MLCommons is an effort to develop and improve the artificial intelligence (AI) ecosystem through benchmarks, public data sets, and research. It consists of members from start-ups, leading companies, academics, and non-profits from around the world. The goal is to make machine learning better for everyone. In order to increase participation by others, educational institutions provide valuable opportunities for engagement. In this article, we identify numerous insights obtained from different viewpoints as part of efforts to utilize high-performance computing (HPC) big data systems in existing education while developing and conducting science benchmarks for earthquake prediction. As this activity was conducted across multiple educational efforts, we project if and how it is possible to make such efforts available on a wider scale. This includes the integration of sophisticated benchmarks into courses and research activities at universities, exposing the students and researchers to topics that are otherwise typically not sufficiently covered in current course curricula as we witnessed from our practical experience across multiple organizations. As such, we have outlined the many lessons we learned throughout these efforts, culminating in the need for benchmark carpentry for scientists using advanced computational resources.
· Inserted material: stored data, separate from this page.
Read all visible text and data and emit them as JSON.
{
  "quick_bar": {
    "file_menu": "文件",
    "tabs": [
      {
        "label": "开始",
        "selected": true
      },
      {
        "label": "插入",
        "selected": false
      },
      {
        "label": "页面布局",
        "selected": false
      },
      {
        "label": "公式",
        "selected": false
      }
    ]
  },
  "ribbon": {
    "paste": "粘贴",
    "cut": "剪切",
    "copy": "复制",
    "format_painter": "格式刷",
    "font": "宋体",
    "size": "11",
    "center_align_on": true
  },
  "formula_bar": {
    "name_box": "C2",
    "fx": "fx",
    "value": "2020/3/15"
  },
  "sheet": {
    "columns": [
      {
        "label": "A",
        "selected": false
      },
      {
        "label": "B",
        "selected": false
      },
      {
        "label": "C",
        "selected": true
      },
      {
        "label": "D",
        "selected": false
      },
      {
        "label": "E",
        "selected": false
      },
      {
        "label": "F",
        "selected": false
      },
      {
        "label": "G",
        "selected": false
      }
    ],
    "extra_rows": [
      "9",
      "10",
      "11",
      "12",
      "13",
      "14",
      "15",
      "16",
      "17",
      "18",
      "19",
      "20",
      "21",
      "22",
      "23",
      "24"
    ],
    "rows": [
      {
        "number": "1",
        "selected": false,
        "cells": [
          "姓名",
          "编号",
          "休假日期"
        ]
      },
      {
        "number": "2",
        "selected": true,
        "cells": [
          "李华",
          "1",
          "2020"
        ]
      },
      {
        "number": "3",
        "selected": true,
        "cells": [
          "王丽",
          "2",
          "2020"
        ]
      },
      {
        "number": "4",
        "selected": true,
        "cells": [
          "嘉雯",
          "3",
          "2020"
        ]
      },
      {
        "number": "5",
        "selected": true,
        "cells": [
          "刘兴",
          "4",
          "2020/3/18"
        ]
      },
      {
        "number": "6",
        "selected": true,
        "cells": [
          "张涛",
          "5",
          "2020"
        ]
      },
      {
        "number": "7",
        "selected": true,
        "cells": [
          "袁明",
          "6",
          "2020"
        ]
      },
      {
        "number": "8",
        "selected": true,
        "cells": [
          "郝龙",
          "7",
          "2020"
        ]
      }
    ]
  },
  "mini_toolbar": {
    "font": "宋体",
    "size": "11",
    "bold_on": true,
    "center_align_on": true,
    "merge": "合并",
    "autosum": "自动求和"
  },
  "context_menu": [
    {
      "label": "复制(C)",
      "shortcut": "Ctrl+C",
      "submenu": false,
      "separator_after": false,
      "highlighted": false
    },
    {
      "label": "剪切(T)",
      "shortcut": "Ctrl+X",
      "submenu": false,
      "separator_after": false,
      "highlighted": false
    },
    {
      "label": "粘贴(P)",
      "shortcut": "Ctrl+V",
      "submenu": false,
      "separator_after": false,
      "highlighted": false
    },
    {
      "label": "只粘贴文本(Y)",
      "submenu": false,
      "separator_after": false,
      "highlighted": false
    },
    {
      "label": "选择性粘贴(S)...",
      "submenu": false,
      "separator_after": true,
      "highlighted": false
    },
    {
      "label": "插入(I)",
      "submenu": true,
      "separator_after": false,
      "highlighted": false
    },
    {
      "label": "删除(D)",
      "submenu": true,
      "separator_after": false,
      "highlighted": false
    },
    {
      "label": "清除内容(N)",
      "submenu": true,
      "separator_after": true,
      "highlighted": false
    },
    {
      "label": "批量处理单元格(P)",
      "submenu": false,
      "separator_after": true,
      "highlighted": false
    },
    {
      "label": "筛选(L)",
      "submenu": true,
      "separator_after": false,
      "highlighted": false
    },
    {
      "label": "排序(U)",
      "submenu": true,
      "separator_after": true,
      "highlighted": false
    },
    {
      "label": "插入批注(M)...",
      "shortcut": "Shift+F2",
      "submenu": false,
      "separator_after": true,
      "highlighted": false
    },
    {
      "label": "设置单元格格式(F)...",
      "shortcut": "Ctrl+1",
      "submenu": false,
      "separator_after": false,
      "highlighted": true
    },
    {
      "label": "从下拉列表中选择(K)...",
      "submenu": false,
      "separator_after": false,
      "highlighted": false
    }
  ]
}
The article also presents the analysis of an earthquake prediction code benchmark while focusing on the accuracy of the results and not only on the runtime; notedly, this benchmark was created as a result of our lessons learned. Energy traces were produced throughout these benchmarks, which are vital to analyzing the power expenditure within HPC environments. Additionally, one of the insights is that in the short time of the project with limited student availability, the activity was only possible by utilizing a benchmark runtime pipeline while developing and using software to generate jobs from the permutation of hyperparameters automatically. It integrates a templated job management framework for executing tasks and experiments based on hyperparameters while leveraging hybrid compute resources available at different institutions. The software is part of a collection called cloudmesh with its newly developed components, cloudmesh-ee (experiment executor) and cloudmesh-cc (compute coordinator).